1. A projection-type video conference system, comprising:

a camera assembly configured to acquire image information of a conference scene and generate a conference video;

an audio input assembly configured to collect voice signals of the conference scene, the voice signals comprising a recognizable voice instruction and voice information;

a signal processing assembly configured to copy the voice information to generate a copied voice information, convert the copied voice information to generate a text information, which is output together with the conference video;

a projection assembly configured to display the conference video and the text information synchronously;

wherein the signal processing assembly is further configured to perform image fusion on the text information and each frame of the conference video to generate a conference video with subtitle information, and output together with the voice information through a cloud service synchronously;

wherein the signal processing assembly comprises a first conversion processor and a second conversion processor, the first conversion processor integrates conversion rules between a first language and second languages different from the first language, and the second conversion processor integrates thesaurus information;

wherein the first conversion processor is configured to

copy a current voice information to generate the copied voice information,

determine a language type of the copied voice information,

convert the copied voice information to the initial text information according to the conversion rule between the first language and a corresponding one of the second languages, in response to the language type of the copied voice information being the corresponding one of the second languages; or convert the copied voice information to the initial text information directly, in response to the language type of the copied voice information being the first language; and

wherein the second conversion processor is configured to modify the initial text information to a display text information by correcting the initial text information based on the thesaurus information.

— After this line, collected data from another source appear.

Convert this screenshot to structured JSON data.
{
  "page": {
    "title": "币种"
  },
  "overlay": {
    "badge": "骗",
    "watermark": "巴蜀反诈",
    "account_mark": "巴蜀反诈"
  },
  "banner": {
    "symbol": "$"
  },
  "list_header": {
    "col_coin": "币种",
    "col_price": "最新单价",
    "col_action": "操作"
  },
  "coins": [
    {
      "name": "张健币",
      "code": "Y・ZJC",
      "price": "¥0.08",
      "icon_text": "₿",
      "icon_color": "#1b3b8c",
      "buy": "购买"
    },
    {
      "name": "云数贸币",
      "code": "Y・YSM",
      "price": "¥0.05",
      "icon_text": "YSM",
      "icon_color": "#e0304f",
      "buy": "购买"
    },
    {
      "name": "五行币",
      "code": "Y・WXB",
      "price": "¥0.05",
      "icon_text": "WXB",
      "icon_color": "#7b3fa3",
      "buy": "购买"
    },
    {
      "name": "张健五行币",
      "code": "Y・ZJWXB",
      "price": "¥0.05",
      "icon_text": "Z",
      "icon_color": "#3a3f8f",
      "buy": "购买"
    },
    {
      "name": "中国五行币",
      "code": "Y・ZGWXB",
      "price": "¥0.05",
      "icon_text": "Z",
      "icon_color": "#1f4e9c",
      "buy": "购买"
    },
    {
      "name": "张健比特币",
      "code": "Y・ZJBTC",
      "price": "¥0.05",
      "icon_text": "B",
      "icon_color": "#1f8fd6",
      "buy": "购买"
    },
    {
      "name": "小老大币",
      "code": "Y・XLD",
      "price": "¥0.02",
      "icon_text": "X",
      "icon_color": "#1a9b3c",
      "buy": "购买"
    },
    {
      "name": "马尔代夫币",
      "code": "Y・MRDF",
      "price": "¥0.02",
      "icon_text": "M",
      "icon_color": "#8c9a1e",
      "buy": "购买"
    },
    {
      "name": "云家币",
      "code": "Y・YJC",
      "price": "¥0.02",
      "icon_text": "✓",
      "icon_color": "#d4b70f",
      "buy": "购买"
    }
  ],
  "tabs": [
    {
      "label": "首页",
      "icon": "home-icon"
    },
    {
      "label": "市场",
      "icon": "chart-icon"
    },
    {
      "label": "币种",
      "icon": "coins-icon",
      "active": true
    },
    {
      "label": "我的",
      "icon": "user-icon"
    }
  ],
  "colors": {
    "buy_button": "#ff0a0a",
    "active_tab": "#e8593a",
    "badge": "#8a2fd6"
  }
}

2. The projection-type video conference system according to claim 1, wherein the signal processing assembly comprises a signal recognition processor which is configured to recognize a subtitle switch state information corresponding to the subtitle demand, by:

identifying on/off state of a physical button of a subtitle switch of the signal processing assembly to obtain the subtitle switch state information, and executing an subtitle switch operation corresponding to the subtitle switch state information.

3. The projection-type video conference system according to claim 1, wherein the signal processing assembly comprises a signal recognition processor which is configured to recognize a subtitle switch state information corresponding to the subtitle demand, by:

recognizing the voice instruction to obtain keyword information and performing a subtitle switch operation corresponding to the keyword information.

4. The projection-type video conference system according to claim 3, wherein the signal recognition processor is configured to: detect whether the keyword information is included in a preset thesaurus; and perform the subtitle switch operation corresponding to the keyword information when it is determined that the keyword information is included in the preset thesaurus;

wherein the keyword information comprises command keywords or confirmation keywords, the command keywords comprise “turn on/off the subtitle switch of the signal processing assembly”, and

the confirmation keywords comprise “yes” or “no”.

5. (canceled)

6. The projection-type video conference system according to claim 1, wherein the signal processing assembly further comprises an information fusion processor, which is used to process the text information into corresponding matrix information according to a update time of the text information, and fuse it with each frame image of the conference video at corresponding time.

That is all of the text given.